Se levanta, paga justo y se despide. En el umbral de la entrada, mira hacia el cielo como quien reconoce un mapa viejo. Debe empezar su camino de vuelta si quiere sortear la lluvia. Su cuerpo se arroja para adelante y los pasos comienzan a suceder debajo de él. La tierra se mueve, los paisajes se vuelven familiares. Las puertas de metal y los números de las casas tienen sucesiones misteriosas que no entiende; se divierte contándolos como si no supiera lo que son. Su respiración se corta y siente sus vísceras desapareciendo su almuerzo como se desaparece la leña dentro de la caldera.
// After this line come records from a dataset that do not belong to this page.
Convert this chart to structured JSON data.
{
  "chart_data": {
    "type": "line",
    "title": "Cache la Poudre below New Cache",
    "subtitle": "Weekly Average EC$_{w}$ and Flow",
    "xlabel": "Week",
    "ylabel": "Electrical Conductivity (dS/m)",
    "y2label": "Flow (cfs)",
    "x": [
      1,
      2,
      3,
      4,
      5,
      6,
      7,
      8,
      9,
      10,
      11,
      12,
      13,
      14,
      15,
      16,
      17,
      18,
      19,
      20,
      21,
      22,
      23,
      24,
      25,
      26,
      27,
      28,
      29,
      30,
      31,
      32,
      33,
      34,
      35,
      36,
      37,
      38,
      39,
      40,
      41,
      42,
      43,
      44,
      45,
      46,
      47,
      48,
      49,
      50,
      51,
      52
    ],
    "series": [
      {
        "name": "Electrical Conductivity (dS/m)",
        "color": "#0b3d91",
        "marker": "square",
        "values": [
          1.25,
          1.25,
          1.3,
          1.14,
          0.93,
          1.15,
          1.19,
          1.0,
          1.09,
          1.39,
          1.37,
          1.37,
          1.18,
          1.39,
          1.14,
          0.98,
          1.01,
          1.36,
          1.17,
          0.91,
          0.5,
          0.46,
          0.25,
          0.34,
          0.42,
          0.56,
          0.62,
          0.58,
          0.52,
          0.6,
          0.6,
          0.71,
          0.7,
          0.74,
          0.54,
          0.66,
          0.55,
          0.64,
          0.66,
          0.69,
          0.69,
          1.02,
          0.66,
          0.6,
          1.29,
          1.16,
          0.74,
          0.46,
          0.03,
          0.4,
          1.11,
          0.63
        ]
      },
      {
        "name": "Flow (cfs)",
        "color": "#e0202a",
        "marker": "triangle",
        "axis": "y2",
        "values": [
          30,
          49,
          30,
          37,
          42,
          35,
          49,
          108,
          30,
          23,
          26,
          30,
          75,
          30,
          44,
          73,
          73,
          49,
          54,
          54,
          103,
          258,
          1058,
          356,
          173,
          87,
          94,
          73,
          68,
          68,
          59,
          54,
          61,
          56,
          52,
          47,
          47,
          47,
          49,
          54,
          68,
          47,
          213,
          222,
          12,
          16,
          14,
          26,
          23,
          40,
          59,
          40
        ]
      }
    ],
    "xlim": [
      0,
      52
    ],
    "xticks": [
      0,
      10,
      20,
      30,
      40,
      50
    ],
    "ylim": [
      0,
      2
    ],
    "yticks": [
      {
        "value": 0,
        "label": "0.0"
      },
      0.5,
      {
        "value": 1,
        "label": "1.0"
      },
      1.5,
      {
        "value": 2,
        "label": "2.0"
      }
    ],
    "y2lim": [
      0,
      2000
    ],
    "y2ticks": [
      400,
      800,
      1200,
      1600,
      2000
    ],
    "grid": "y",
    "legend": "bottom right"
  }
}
Recuerda las primeras dificultades en el palco, recuerda a los guardias cuando vieron llegar el taxi con las pocas cosas que llevó de su propio departamento y la maleta de ropa. Le pidió ayuda a un conserje más viejo que su padre que le ayude a cargar las revistas desde la oficina hasta el palco. Hicieron falta dos viajes entre los dos para transportar las columnas de páginas encoladas. Cada número estaba envuelto en su lámina de plástico: su padre nunca los abrió, sólo los recibió con la modestia de quien cumple su deber y la arrogancia de quien se cree perpetuo. Recuerda sus propios saltos de fe, sus apuestas perdidas y sus decisiones implacables. Recuerda su voluntad doblarse pero no romperse, el bullicio de las bocas, las cabezas, la multitud, los silbidos en los partidos entresemana o en las noches, recuerda los dolores de espalda al encorvarse frente a las revistas y repetir cada oración en voz alta. Le costó acostumbrarse a salir solo los domingos, le costó no arrodillarse ante su propio altar.
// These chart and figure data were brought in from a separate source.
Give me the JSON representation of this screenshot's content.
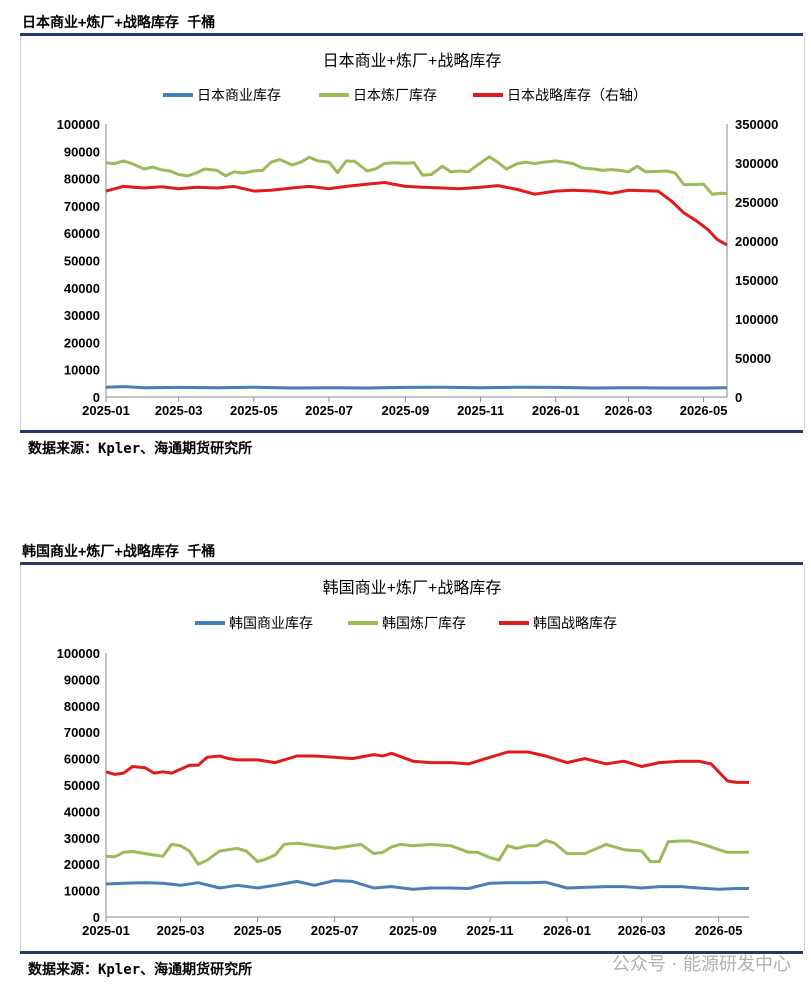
{
  "sections": [
    {
      "header": "日本商业+炼厂+战略库存  千桶",
      "source": "数据来源：Kpler、海通期货研究所"
    },
    {
      "header": "韩国商业+炼厂+战略库存  千桶",
      "source": "数据来源：Kpler、海通期货研究所"
    }
  ],
  "watermark": "公众号 · 能源研发中心",
  "chart_data": [
    {
      "type": "line",
      "title": "日本商业+炼厂+战略库存",
      "x_tick_labels": [
        "2025-01",
        "2025-03",
        "2025-05",
        "2025-07",
        "2025-09",
        "2025-11",
        "2026-01",
        "2026-03",
        "2026-05"
      ],
      "x_range": [
        "2025-01-01",
        "2026-05-20"
      ],
      "y_left": {
        "range": [
          0,
          100000
        ],
        "ticks": [
          0,
          10000,
          20000,
          30000,
          40000,
          50000,
          60000,
          70000,
          80000,
          90000,
          100000
        ]
      },
      "y_right": {
        "range": [
          0,
          350000
        ],
        "ticks": [
          0,
          50000,
          100000,
          150000,
          200000,
          250000,
          300000,
          350000
        ]
      },
      "legend_position": "top",
      "series": [
        {
          "name": "日本商业库存",
          "color": "#4a7ebb",
          "axis": "left",
          "x": [
            "2025-01-01",
            "2025-01-15",
            "2025-02-01",
            "2025-03-01",
            "2025-04-01",
            "2025-05-01",
            "2025-06-01",
            "2025-07-01",
            "2025-08-01",
            "2025-09-01",
            "2025-10-01",
            "2025-11-01",
            "2025-12-01",
            "2026-01-01",
            "2026-02-01",
            "2026-03-01",
            "2026-04-01",
            "2026-05-01",
            "2026-05-20"
          ],
          "values": [
            3600,
            3800,
            3400,
            3500,
            3400,
            3600,
            3300,
            3400,
            3300,
            3500,
            3600,
            3400,
            3600,
            3500,
            3300,
            3400,
            3300,
            3300,
            3400
          ]
        },
        {
          "name": "日本炼厂库存",
          "color": "#9bbb59",
          "axis": "left",
          "x": [
            "2025-01-01",
            "2025-01-08",
            "2025-01-15",
            "2025-01-22",
            "2025-02-01",
            "2025-02-08",
            "2025-02-15",
            "2025-02-22",
            "2025-03-01",
            "2025-03-08",
            "2025-03-15",
            "2025-03-22",
            "2025-04-01",
            "2025-04-08",
            "2025-04-15",
            "2025-04-22",
            "2025-05-01",
            "2025-05-08",
            "2025-05-15",
            "2025-05-22",
            "2025-06-01",
            "2025-06-08",
            "2025-06-15",
            "2025-06-22",
            "2025-07-01",
            "2025-07-08",
            "2025-07-15",
            "2025-07-22",
            "2025-08-01",
            "2025-08-08",
            "2025-08-15",
            "2025-08-22",
            "2025-09-01",
            "2025-09-08",
            "2025-09-15",
            "2025-09-22",
            "2025-10-01",
            "2025-10-08",
            "2025-10-15",
            "2025-10-22",
            "2025-11-01",
            "2025-11-08",
            "2025-11-15",
            "2025-11-22",
            "2025-12-01",
            "2025-12-08",
            "2025-12-15",
            "2025-12-22",
            "2026-01-01",
            "2026-01-08",
            "2026-01-15",
            "2026-01-22",
            "2026-02-01",
            "2026-02-08",
            "2026-02-15",
            "2026-02-22",
            "2026-03-01",
            "2026-03-08",
            "2026-03-15",
            "2026-03-22",
            "2026-04-01",
            "2026-04-08",
            "2026-04-15",
            "2026-04-22",
            "2026-05-01",
            "2026-05-08",
            "2026-05-15",
            "2026-05-20"
          ],
          "values": [
            85800,
            85500,
            86500,
            85500,
            83500,
            84200,
            83200,
            82800,
            81500,
            81000,
            82000,
            83500,
            83000,
            81000,
            82500,
            82000,
            82800,
            83000,
            86000,
            87000,
            85000,
            86000,
            87800,
            86500,
            86000,
            82200,
            86500,
            86300,
            82800,
            83600,
            85500,
            85800,
            85600,
            85800,
            81200,
            81500,
            84500,
            82500,
            82800,
            82500,
            85800,
            88000,
            86000,
            83500,
            85500,
            86000,
            85500,
            86000,
            86500,
            86000,
            85500,
            84000,
            83500,
            83000,
            83300,
            83000,
            82500,
            84500,
            82500,
            82600,
            82800,
            82000,
            77800,
            77800,
            78000,
            74300,
            74600,
            74500
          ]
        },
        {
          "name": "日本战略库存（右轴）",
          "color": "#e31a1c",
          "axis": "right",
          "x": [
            "2025-01-01",
            "2025-01-15",
            "2025-02-01",
            "2025-02-15",
            "2025-03-01",
            "2025-03-15",
            "2025-04-01",
            "2025-04-15",
            "2025-05-01",
            "2025-05-15",
            "2025-06-01",
            "2025-06-15",
            "2025-07-01",
            "2025-07-15",
            "2025-08-01",
            "2025-08-15",
            "2025-09-01",
            "2025-09-15",
            "2025-10-01",
            "2025-10-15",
            "2025-11-01",
            "2025-11-15",
            "2025-12-01",
            "2025-12-15",
            "2026-01-01",
            "2026-01-15",
            "2026-02-01",
            "2026-02-15",
            "2026-03-01",
            "2026-03-15",
            "2026-03-25",
            "2026-04-05",
            "2026-04-15",
            "2026-04-25",
            "2026-05-05",
            "2026-05-12",
            "2026-05-20"
          ],
          "values": [
            264000,
            270000,
            268000,
            269500,
            267000,
            269000,
            268000,
            270000,
            264000,
            265000,
            268000,
            270000,
            267000,
            270000,
            273000,
            275000,
            270000,
            269000,
            268000,
            267000,
            269000,
            271000,
            266000,
            260000,
            264000,
            265000,
            264000,
            261000,
            265000,
            264500,
            264000,
            251000,
            236000,
            226000,
            214000,
            202000,
            195000
          ]
        }
      ]
    },
    {
      "type": "line",
      "title": "韩国商业+炼厂+战略库存",
      "x_tick_labels": [
        "2025-01",
        "2025-03",
        "2025-05",
        "2025-07",
        "2025-09",
        "2025-11",
        "2026-01",
        "2026-03",
        "2026-05"
      ],
      "x_range": [
        "2025-01-01",
        "2026-05-25"
      ],
      "y_left": {
        "range": [
          0,
          100000
        ],
        "ticks": [
          0,
          10000,
          20000,
          30000,
          40000,
          50000,
          60000,
          70000,
          80000,
          90000,
          100000
        ]
      },
      "legend_position": "top",
      "series": [
        {
          "name": "韩国商业库存",
          "color": "#4a7ebb",
          "axis": "left",
          "x": [
            "2025-01-01",
            "2025-01-15",
            "2025-02-01",
            "2025-02-15",
            "2025-03-01",
            "2025-03-15",
            "2025-04-01",
            "2025-04-15",
            "2025-05-01",
            "2025-05-15",
            "2025-06-01",
            "2025-06-15",
            "2025-07-01",
            "2025-07-15",
            "2025-08-01",
            "2025-08-15",
            "2025-09-01",
            "2025-09-15",
            "2025-10-01",
            "2025-10-15",
            "2025-11-01",
            "2025-11-15",
            "2025-12-01",
            "2025-12-15",
            "2026-01-01",
            "2026-01-15",
            "2026-02-01",
            "2026-02-15",
            "2026-03-01",
            "2026-03-15",
            "2026-04-01",
            "2026-04-15",
            "2026-05-01",
            "2026-05-15",
            "2026-05-25"
          ],
          "values": [
            12500,
            12800,
            13000,
            12800,
            12000,
            13000,
            11000,
            12000,
            11000,
            12000,
            13500,
            12000,
            13800,
            13500,
            11000,
            11500,
            10500,
            11000,
            11000,
            10800,
            12800,
            13000,
            13000,
            13200,
            11000,
            11200,
            11500,
            11500,
            11000,
            11500,
            11500,
            11000,
            10500,
            10800,
            10800
          ]
        },
        {
          "name": "韩国炼厂库存",
          "color": "#9bbb59",
          "axis": "left",
          "x": [
            "2025-01-01",
            "2025-01-08",
            "2025-01-15",
            "2025-01-22",
            "2025-02-01",
            "2025-02-15",
            "2025-02-22",
            "2025-03-01",
            "2025-03-08",
            "2025-03-15",
            "2025-03-22",
            "2025-04-01",
            "2025-04-15",
            "2025-04-22",
            "2025-05-01",
            "2025-05-08",
            "2025-05-15",
            "2025-05-22",
            "2025-06-01",
            "2025-06-15",
            "2025-07-01",
            "2025-07-08",
            "2025-07-15",
            "2025-07-22",
            "2025-08-01",
            "2025-08-08",
            "2025-08-15",
            "2025-08-22",
            "2025-09-01",
            "2025-09-15",
            "2025-10-01",
            "2025-10-15",
            "2025-10-22",
            "2025-11-01",
            "2025-11-08",
            "2025-11-15",
            "2025-11-22",
            "2025-12-01",
            "2025-12-08",
            "2025-12-15",
            "2025-12-22",
            "2026-01-01",
            "2026-01-15",
            "2026-02-01",
            "2026-02-15",
            "2026-03-01",
            "2026-03-08",
            "2026-03-15",
            "2026-03-22",
            "2026-04-01",
            "2026-04-08",
            "2026-04-15",
            "2026-04-22",
            "2026-05-01",
            "2026-05-08",
            "2026-05-15",
            "2026-05-25"
          ],
          "values": [
            23000,
            22800,
            24500,
            24800,
            24000,
            23000,
            27500,
            27000,
            25000,
            20000,
            21500,
            25000,
            26000,
            25000,
            21000,
            22000,
            23500,
            27500,
            28000,
            27000,
            26000,
            26500,
            27000,
            27500,
            24000,
            24500,
            26500,
            27500,
            27000,
            27500,
            27000,
            24500,
            24500,
            22500,
            21500,
            27000,
            26000,
            27000,
            27000,
            29000,
            28000,
            24000,
            24000,
            27500,
            25500,
            25000,
            21000,
            21000,
            28500,
            28800,
            28800,
            28000,
            27000,
            25500,
            24500,
            24500,
            24500
          ]
        },
        {
          "name": "韩国战略库存",
          "color": "#e31a1c",
          "axis": "left",
          "x": [
            "2025-01-01",
            "2025-01-08",
            "2025-01-15",
            "2025-01-22",
            "2025-02-01",
            "2025-02-08",
            "2025-02-15",
            "2025-02-22",
            "2025-03-01",
            "2025-03-08",
            "2025-03-15",
            "2025-03-22",
            "2025-04-01",
            "2025-04-08",
            "2025-04-15",
            "2025-05-01",
            "2025-05-15",
            "2025-06-01",
            "2025-06-15",
            "2025-07-01",
            "2025-07-15",
            "2025-08-01",
            "2025-08-08",
            "2025-08-15",
            "2025-09-01",
            "2025-09-15",
            "2025-10-01",
            "2025-10-15",
            "2025-11-01",
            "2025-11-15",
            "2025-12-01",
            "2025-12-15",
            "2026-01-01",
            "2026-01-15",
            "2026-02-01",
            "2026-02-15",
            "2026-03-01",
            "2026-03-15",
            "2026-04-01",
            "2026-04-15",
            "2026-04-25",
            "2026-05-01",
            "2026-05-08",
            "2026-05-15",
            "2026-05-25"
          ],
          "values": [
            55000,
            54000,
            54500,
            57000,
            56500,
            54500,
            55000,
            54500,
            56000,
            57500,
            57500,
            60500,
            61000,
            60000,
            59500,
            59500,
            58500,
            61000,
            61000,
            60500,
            60000,
            61500,
            61000,
            62000,
            59000,
            58500,
            58500,
            58000,
            60500,
            62500,
            62500,
            61000,
            58500,
            60000,
            58000,
            59000,
            57000,
            58500,
            59000,
            59000,
            58000,
            55000,
            51500,
            51000,
            51000
          ]
        }
      ]
    }
  ]
}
Los semáforos vuelven a cambiar. El sudor se acumula sobre su labio superior y en el borde del cabello, pero sus piernas se mueven con la precisión de las manijas del reloj. Pequeñas gotas aparecen en el suelo como un sarpullido opaco. En las afueras del estadio, los automóviles se estancan como bestias torpes, uno detrás de otro. El río de mercaderes y aficionados se dispersa para refugiarse de la lluvia y el huraño trata de evitarlos por la puerta del estacionamiento. El cemento pintado de verde y blanco le recuerda, ahora que está en casa, que no falta mucho para llegar a su palco.
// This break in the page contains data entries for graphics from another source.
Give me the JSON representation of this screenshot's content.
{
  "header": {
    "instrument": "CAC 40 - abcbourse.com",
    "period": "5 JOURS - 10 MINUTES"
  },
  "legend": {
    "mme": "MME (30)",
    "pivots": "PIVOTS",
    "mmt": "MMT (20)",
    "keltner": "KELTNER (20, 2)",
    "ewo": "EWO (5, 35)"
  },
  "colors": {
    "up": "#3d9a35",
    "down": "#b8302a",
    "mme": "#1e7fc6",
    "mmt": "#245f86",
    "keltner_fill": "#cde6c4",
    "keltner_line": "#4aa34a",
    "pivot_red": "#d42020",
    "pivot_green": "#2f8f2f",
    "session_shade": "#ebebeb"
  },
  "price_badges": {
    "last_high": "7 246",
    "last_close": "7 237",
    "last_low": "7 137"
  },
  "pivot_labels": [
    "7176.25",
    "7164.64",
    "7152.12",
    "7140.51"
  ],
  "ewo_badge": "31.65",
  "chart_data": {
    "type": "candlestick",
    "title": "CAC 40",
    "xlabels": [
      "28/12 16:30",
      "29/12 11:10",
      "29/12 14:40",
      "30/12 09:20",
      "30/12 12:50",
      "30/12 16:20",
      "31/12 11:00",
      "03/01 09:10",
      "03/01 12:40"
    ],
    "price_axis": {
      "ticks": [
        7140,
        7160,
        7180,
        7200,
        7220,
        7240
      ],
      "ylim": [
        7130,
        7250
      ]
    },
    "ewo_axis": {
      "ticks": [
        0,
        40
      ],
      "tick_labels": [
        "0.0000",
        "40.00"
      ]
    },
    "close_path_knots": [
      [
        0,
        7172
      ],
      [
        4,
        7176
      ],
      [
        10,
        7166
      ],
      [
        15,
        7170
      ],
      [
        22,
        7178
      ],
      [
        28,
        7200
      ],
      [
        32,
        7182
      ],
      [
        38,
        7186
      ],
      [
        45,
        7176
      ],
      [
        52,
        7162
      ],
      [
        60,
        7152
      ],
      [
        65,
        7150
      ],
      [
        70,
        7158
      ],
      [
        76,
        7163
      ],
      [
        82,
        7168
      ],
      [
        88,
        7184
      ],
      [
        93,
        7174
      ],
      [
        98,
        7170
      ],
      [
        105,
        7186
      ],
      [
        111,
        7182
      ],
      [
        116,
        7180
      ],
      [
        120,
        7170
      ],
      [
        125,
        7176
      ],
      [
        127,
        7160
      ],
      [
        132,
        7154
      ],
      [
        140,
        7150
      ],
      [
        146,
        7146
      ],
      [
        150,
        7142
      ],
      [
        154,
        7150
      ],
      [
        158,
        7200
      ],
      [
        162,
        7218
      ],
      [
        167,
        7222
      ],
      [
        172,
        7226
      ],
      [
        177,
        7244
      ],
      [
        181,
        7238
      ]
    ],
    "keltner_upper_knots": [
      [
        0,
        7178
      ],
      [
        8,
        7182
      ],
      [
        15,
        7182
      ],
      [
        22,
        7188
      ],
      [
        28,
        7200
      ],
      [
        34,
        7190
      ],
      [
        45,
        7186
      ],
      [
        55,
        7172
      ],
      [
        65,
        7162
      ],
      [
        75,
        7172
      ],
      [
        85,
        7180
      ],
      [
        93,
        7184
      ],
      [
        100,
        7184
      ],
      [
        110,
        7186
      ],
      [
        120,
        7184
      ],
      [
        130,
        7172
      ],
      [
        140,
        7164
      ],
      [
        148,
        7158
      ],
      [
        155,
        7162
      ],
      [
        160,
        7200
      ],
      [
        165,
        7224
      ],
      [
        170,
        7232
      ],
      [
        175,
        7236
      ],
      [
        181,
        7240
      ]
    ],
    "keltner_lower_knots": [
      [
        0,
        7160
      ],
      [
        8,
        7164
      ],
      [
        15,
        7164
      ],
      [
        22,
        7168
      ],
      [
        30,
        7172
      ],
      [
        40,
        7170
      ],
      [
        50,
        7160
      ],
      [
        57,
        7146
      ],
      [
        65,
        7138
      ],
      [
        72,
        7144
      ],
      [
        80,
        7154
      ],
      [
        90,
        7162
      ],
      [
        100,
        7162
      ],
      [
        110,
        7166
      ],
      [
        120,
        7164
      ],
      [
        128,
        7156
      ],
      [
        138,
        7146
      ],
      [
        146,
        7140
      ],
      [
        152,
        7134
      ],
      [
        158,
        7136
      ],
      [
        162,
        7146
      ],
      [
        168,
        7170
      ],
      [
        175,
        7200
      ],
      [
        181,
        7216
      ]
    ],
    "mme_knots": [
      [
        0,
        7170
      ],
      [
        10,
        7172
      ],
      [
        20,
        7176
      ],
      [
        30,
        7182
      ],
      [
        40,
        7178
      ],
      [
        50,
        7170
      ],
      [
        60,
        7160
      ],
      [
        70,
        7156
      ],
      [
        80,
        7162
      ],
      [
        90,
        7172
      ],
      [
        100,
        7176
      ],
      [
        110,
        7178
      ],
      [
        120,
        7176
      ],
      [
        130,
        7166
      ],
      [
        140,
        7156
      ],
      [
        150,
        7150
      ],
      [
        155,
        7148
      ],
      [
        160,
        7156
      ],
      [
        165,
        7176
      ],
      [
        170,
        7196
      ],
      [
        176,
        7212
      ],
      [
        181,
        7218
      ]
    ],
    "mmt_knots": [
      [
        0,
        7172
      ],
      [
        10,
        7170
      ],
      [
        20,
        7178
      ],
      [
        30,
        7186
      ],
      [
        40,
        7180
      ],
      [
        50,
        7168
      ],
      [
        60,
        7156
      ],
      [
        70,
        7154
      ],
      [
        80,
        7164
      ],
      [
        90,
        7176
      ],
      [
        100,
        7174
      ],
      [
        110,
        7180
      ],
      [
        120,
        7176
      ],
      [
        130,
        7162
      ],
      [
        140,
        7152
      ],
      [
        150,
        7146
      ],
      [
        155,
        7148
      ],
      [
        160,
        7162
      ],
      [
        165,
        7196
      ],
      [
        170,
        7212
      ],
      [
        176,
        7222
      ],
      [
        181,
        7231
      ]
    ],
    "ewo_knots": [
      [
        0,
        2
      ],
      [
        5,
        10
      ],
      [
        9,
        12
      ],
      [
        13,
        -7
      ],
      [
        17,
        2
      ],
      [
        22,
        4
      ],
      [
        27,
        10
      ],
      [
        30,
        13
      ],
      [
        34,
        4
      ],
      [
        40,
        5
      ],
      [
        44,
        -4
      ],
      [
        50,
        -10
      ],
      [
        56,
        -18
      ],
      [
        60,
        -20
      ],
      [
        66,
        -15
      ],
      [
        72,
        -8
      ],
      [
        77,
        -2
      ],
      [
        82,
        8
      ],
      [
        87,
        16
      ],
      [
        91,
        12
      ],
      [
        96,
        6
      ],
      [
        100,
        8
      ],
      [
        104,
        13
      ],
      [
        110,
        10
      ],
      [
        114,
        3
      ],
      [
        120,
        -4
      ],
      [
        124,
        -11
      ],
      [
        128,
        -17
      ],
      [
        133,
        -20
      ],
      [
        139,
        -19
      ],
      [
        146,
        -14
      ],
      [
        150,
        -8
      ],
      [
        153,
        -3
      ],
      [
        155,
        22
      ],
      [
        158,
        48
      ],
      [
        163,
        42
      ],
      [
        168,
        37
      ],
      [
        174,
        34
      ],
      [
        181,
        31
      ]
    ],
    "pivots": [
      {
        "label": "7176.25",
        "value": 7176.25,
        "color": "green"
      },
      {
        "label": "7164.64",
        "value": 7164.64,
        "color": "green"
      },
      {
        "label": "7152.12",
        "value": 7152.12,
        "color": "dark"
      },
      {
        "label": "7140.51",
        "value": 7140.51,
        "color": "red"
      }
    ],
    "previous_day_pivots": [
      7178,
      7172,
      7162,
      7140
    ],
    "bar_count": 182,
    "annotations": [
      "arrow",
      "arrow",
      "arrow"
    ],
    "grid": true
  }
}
Sube gradas, gira por esquinas, evita otras. Todavía hay algunas personas. Busca dentro de su bolsillo las llaves del palco y las empuña por la premura de llegar. Una vez frente a su puerta, falla en darle a la cerradura un par de veces. Gira la perilla, entra y cierra de golpe. Sus manos sudan, su respiración se escucha en todo el cuarto, la penumbra de la habitación y las llaves en su mano le hacen caer en cuenta. Los focos, recién acomodados en la mesa de la caja registradora por el dueño del restaurante, se repiten unos a otros: «Pobre tipo». La luz también se va temprano. Tendrá que esperar siete noches, en la oscuridad, hasta el próximo domingo.